Tante Berthe thought Tanni looked blooming. The WVS woman had been right to send her to the country. Eighteen months ago, when she had last seen her, Tanni was a specter with dark circles under her eyes and hollow cheeks, distraught at having signed a paper that meant she had to leave London where her family expected to find her, or be put in a camp.
“Come, my dear, I’ll show you where you’re to sleep.” She led the way up the stairs to a tiny room under the eaves. A good-natured impulse had inspired her to put her best embroidered linen sheets, often borrowed for bridal nights, on the two narrow beds she had squeezed together, and to tuck Johnny’s cot round a corner on the landing. Tanni stroked the sh
eets. “What lovely work, it reminds me of…oh, Tante Berthe, don’t make me wait. What news do you have of Lili and Klara?”
“You must be patient. Rachel is the only one who can answer your questions. She and her family are coming for the Seder, and you can speak to her.”
When Tanni opened her carpetbag to give Mrs. Cohen their ration books, the silk negligee spilled out.

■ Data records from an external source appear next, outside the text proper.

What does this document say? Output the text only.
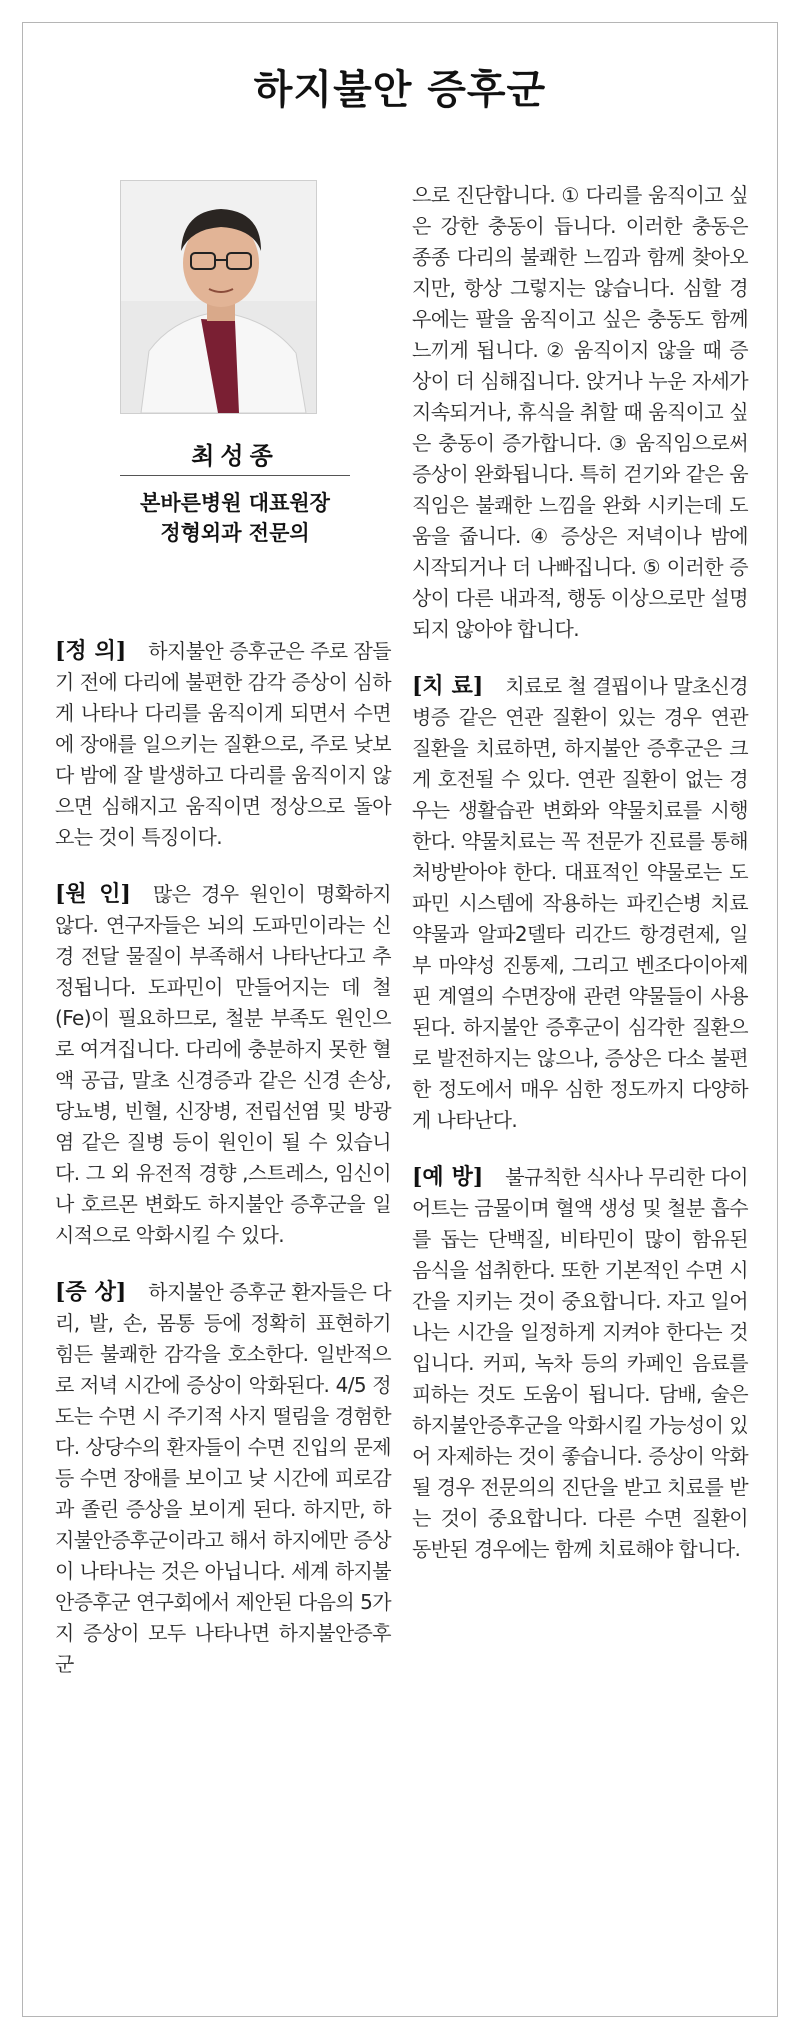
하지불안 증후군
최성종
본바른병원 대표원장
정형외과 전문의

[정 의] 하지불안 증후군은 주로 잠들기 전에 다리에 불편한 감각 증상이 심하게 나타나 다리를 움직이게 되면서 수면에 장애를 일으키는 질환으로, 주로 낮보다 밤에 잘 발생하고 다리를 움직이지 않으면 심해지고 움직이면 정상으로 돌아오는 것이 특징이다.

[원 인] 많은 경우 원인이 명확하지 않다. 연구자들은 뇌의 도파민이라는 신경 전달 물질이 부족해서 나타난다고 추정됩니다. 도파민이 만들어지는 데 철(Fe)이 필요하므로, 철분 부족도 원인으로 여겨집니다. 다리에 충분하지 못한 혈액 공급, 말초 신경증과 같은 신경 손상, 당뇨병, 빈혈, 신장병, 전립선염 및 방광염 같은 질병 등이 원인이 될 수 있습니다. 그 외 유전적 경향 ,스트레스, 임신이나 호르몬 변화도 하지불안 증후군을 일시적으로 악화시킬 수 있다.

[증 상] 하지불안 증후군 환자들은 다리, 발, 손, 몸통 등에 정확히 표현하기 힘든 불쾌한 감각을 호소한다. 일반적으로 저녁 시간에 증상이 악화된다. 4/5 정도는 수면 시 주기적 사지 떨림을 경험한다. 상당수의 환자들이 수면 진입의 문제 등 수면 장애를 보이고 낮 시간에 피로감과 졸린 증상을 보이게 된다. 하지만, 하지불안증후군이라고 해서 하지에만 증상이 나타나는 것은 아닙니다. 세계 하지불안증후군 연구회에서 제안된 다음의 5가지 증상이 모두 나타나면 하지불안증후군

으로 진단합니다. ① 다리를 움직이고 싶은 강한 충동이 듭니다. 이러한 충동은 종종 다리의 불쾌한 느낌과 함께 찾아오지만, 항상 그렇지는 않습니다. 심할 경우에는 팔을 움직이고 싶은 충동도 함께 느끼게 됩니다. ② 움직이지 않을 때 증상이 더 심해집니다. 앉거나 누운 자세가 지속되거나, 휴식을 취할 때 움직이고 싶은 충동이 증가합니다. ③ 움직임으로써 증상이 완화됩니다. 특히 걷기와 같은 움직임은 불쾌한 느낌을 완화 시키는데 도움을 줍니다. ④ 증상은 저녁이나 밤에 시작되거나 더 나빠집니다. ⑤ 이러한 증상이 다른 내과적, 행동 이상으로만 설명되지 않아야 합니다.

[치 료] 치료로 철 결핍이나 말초신경병증 같은 연관 질환이 있는 경우 연관 질환을 치료하면, 하지불안 증후군은 크게 호전될 수 있다. 연관 질환이 없는 경우는 생활습관 변화와 약물치료를 시행한다. 약물치료는 꼭 전문가 진료를 통해 처방받아야 한다. 대표적인 약물로는 도파민 시스템에 작용하는 파킨슨병 치료 약물과 알파2델타 리간드 항경련제, 일부 마약성 진통제, 그리고 벤조다이아제핀 계열의 수면장애 관련 약물들이 사용된다. 하지불안 증후군이 심각한 질환으로 발전하지는 않으나, 증상은 다소 불편한 정도에서 매우 심한 정도까지 다양하게 나타난다.

[예 방] 불규칙한 식사나 무리한 다이어트는 금물이며 혈액 생성 및 철분 흡수를 돕는 단백질, 비타민이 많이 함유된 음식을 섭취한다. 또한 기본적인 수면 시간을 지키는 것이 중요합니다. 자고 일어나는 시간을 일정하게 지켜야 한다는 것입니다. 커피, 녹차 등의 카페인 음료를 피하는 것도 도움이 됩니다. 담배, 술은 하지불안증후군을 악화시킬 가능성이 있어 자제하는 것이 좋습니다. 증상이 악화 될 경우 전문의의 진단을 받고 치료를 받는 것이 중요합니다. 다른 수면 질환이 동반된 경우에는 함께 치료해야 합니다.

Tante Berthe smiled to herself. It cheered her to think of young people under her roof—and who knew? Maybe they would begin another baby here. She pinched Tanni’s cheek affectionately. She must fatten her up a little, in case…
So many of the Cohens’ friends arrived later to squeeze round the table for the Seder that the sitting room was packed. Rachel, with her mother, husband, and four-year-old son, arrived last. She was pregnant and so large that everyone had to move sideways again to make room for her. The candles were lit, and after the Kiddush everyone shifted a little, pretending to recline to drink the first cup of wine. The glasses were refilled, and Rabbi Cohen continued with the Haggadah and the ritual foods: the lamb bone, the matzohs, the parsley sprigs, the slivers of horseradish root. They ate the last with Tante Berthe’s special haroseth, a recipe passed down on her mother’s side of the family for generations, which combined dried apples and dates, raisins, spices, and wine. Rabbi Cohen’s voice quavered with emotion as he answered the ritual questions asked by Rachel’s little boy, because Johnny was too young. By the time they came to the hard-boiled egg dipped into salt water, people at the table were weeping for loved ones at the mercy of the Nazis in Europe.
Eventually Tante Berthe wiped her eyes and got up to serve the rest of the dinner, which she had spent days preparing. Most of those present had lent her their ration books for the day she had scoured Whitechapel, begging, cajoling, and bullying greengrocers and kosher butchers to get what she needed. Tanni rose to help her.
Soon the table was crowded with dishes, and Tanni marvelled that Tante Berthe had managed to make such a feast despite the rationing. There was beetroot soup with egg drops, gefilte fish with horseradish, chopped liver, sweet and sour chicken, tzimmis with short ribs, a potato kugel, and a vegetable kugel. There was an aubergine salad and then a dish of baked apples stuffed with dried fruit and a honey-soaked sponge cake made from matzo flour. Finally Tante Berthe produced plates of tiny macaroons. Afterward everyone joined in reciting grace after meals and then drank the third glass of wine.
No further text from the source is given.